Leadership in Science & Technology
Science and technology form the foundation of successful fish and aquatic resource conservation and are used to structure and implement monitoring and evaluation programs that are critical to determine the success of management actions. Achieving this goal demonstrates a commitment to our partners, establishes principles of sound science, and increases the success of resource conservation.
The Fisheries Program in the Southwest Region develops science and technology at its Aquatic Resource Centers, Southwestern Fish Health Unit, and Fish and Wildlife Conservation Offices and shares those capabilities in order to provide a platform for cooperative programs that are beyond the scope of individual states and tribes. The Fisheries Program coordinates with U.S. Geological Survey (USGS), Biological Resources Division, Cooperative Fish and Wildlife Research Units, and other research partners to improve connections between science delivery and fishery management needs.

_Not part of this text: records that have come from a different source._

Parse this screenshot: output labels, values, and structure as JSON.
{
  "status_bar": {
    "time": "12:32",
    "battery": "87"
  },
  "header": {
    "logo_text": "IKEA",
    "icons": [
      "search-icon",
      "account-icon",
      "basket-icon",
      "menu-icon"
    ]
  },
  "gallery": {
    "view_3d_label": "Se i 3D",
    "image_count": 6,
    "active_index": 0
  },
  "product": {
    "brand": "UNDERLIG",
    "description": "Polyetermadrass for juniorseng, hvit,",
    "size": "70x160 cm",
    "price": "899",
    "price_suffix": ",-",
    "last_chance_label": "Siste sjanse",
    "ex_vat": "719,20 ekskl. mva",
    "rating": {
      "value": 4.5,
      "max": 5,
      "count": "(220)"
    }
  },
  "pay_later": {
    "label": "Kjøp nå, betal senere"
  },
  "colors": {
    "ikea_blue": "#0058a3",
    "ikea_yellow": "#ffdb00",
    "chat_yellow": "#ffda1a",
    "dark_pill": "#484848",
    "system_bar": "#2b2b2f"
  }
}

Efforts to identify, revise, and update aquatic science tools to support the management and conservation of sustainable fisheries is a continual goal. The Fisheries Program implements science and technology recovery and management plan tasks and works with partners to ensure that plans are based on scientifically valid information. In coordination with partners and other Service programs, we promote and develop technical and management forums to increase efficiencies, share information, and leverage funding.
About the Photo:
Genetic Analysis of Big Bend Gambusia at the Southwestern Native Aquatic Resources and Recovery Center (Southwestern ARRC)
Southwestern ARRC recently completed a genetic analysis of captive and wild Big Bend gambusia from Big Bend National Park, Texas that were salvaged due to a flood that threatened the only remaining wild population. Results indicate that all 90 Big Bend gambusia sampled were classified as pure with no evidence of hybridization. An additional objective of the study was to determine if the wild population was genetically synonymous with the captive refuge population, since the two have been separated for 34 years. Based on the results of microsatellite analysis, individuals salvaged in 2008 will be combined with the existing Southwestern ARRC refuge stock and managed as one refuge population.